Wednesday, 26 Sep 2007
I have been reading responses to the One Laptop per Child (OLPC) project (Give 1 Get 1) with a combination of amusement, horror, embarrassment and pride. The pride is for the sheer brilliance of the folks at the MIT Media Lab and their courage to look beyond the obvious for creative solutions. It is also for those folks who "get it" or at least try to get it.
The other three are for pretty much everyone else who has commented on the project. The XO is a computer designed to withstand extreme conditions, bright sunlight, water, lack of power, jostling, and, well… Kids.
I know many of us were raised on “Feed the Children” ads. When we think of "developing countries" we can hardly forget children with bloated bellies, no shoes and flies hovering around their faces. Of course, there are children living in those conditions. But there are also children with food, clothes, shoes (where needed!) and even educational access. They may not have a fully balanced diet and their clothes may be second-hand, but their basic needs are being met. If they are going to be able to achieve their own personal dreams, or even to have enough information to create a dream, it’s going to take a bit more than a pair of shoes.

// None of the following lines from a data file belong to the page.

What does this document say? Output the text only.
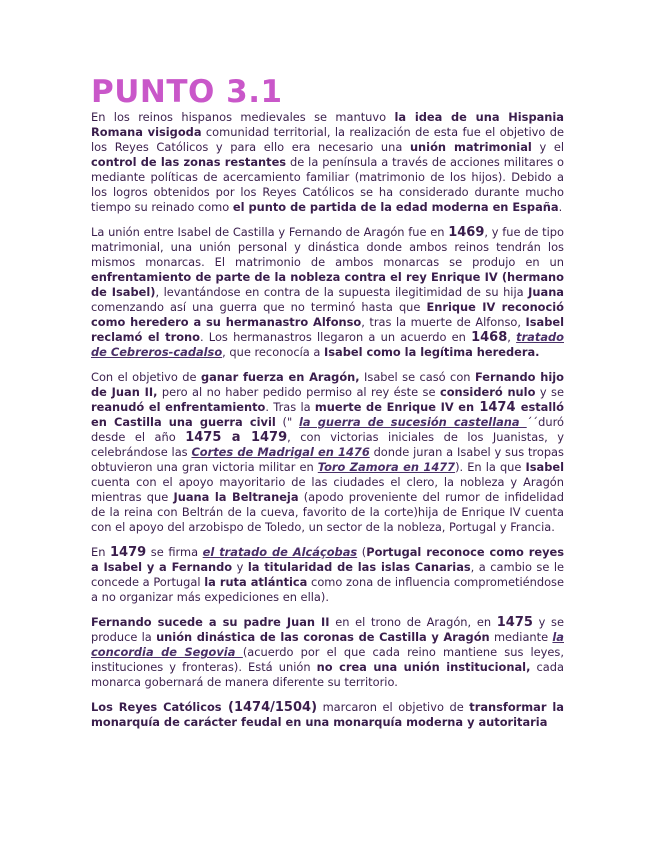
PUNTO 3.1

En los reinos hispanos medievales se mantuvo la idea de una Hispania Romana visigoda comunidad territorial, la realización de esta fue el objetivo de los Reyes Católicos y para ello era necesario una unión matrimonial y el control de las zonas restantes de la península a través de acciones militares o mediante políticas de acercamiento familiar (matrimonio de los hijos). Debido a los logros obtenidos por los Reyes Católicos se ha considerado durante mucho tiempo su reinado como el punto de partida de la edad moderna en España.

La unión entre Isabel de Castilla y Fernando de Aragón fue en 1469, y fue de tipo matrimonial, una unión personal y dinástica donde ambos reinos tendrán los mismos monarcas. El matrimonio de ambos monarcas se produjo en un enfrentamiento de parte de la nobleza contra el rey Enrique IV (hermano de Isabel), levantándose en contra de la supuesta ilegitimidad de su hija Juana comenzando así una guerra que no terminó hasta que Enrique IV reconoció como heredero a su hermanastro Alfonso, tras la muerte de Alfonso, Isabel reclamó el trono. Los hermanastros llegaron a un acuerdo en 1468, tratado de Cebreros-cadalso, que reconocía a Isabel como la legítima heredera.

Con el objetivo de ganar fuerza en Aragón, Isabel se casó con Fernando hijo de Juan II, pero al no haber pedido permiso al rey éste se consideró nulo y se reanudó el enfrentamiento. Tras la muerte de Enrique IV en 1474 estalló en Castilla una guerra civil (" la guerra de sucesión castellana ´´duró desde el año 1475 a 1479, con victorias iniciales de los Juanistas, y celebrándose las Cortes de Madrigal en 1476 donde juran a Isabel y sus tropas obtuvieron una gran victoria militar en Toro Zamora en 1477). En la que Isabel cuenta con el apoyo mayoritario de las ciudades el clero, la nobleza y Aragón mientras que Juana la Beltraneja (apodo proveniente del rumor de infidelidad de la reina con Beltrán de la cueva, favorito de la corte)hija de Enrique IV cuenta con el apoyo del arzobispo de Toledo, un sector de la nobleza, Portugal y Francia.

En 1479 se firma el tratado de Alcáçobas (Portugal reconoce como reyes a Isabel y a Fernando y la titularidad de las islas Canarias, a cambio se le concede a Portugal la ruta atlántica como zona de influencia comprometiéndose a no organizar más expediciones en ella).

Fernando sucede a su padre Juan II en el trono de Aragón, en 1475 y se produce la unión dinástica de las coronas de Castilla y Aragón mediante la concordia de Segovia (acuerdo por el que cada reino mantiene sus leyes, instituciones y fronteras). Está unión no crea una unión institucional, cada monarca gobernará de manera diferente su territorio.

Los Reyes Católicos (1474/1504) marcaron el objetivo de transformar la monarquía de carácter feudal en una monarquía moderna y autoritaria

That’s where the PLPC project comes in. If you’re skeptical about the relevance of sending laptops around the world, consider this:
- There are tens of thousands of books available to read online
- Writing on a computer conserves vital natural resources and money
- The Internet provides access to cultures, places, languages, ideas and information we may not otherwise be exposed to.
- Technology can build bridges between children and their parents (I have seen this first hand).
- Without the flood of pre-scripted programs, computers are a perfect tool for exploration, creativity and experimentation. For children with limited resources, this is invaluable.
Not only that, but the XO laptops are pretty nifty little machines with built-in video cameras, dual-mode monitors (color LED and hi-contrast Black & white), water proof keyboards, Open Source software and minimal connections for breakage. These little guys are built to last. Oh… they run on less power than most laptops so you can actually power them using a hand crank or a pull cord. Tell me that’s not a bit of genius!
Run out and buy your favorite kids (or favorite gadget-aholic) one of these guys for the holidays. At $400, it’s a steal for you and, more importantly, it could change the life of one child somewhere else. Consider it to be the High-Tech way to "Save the Children."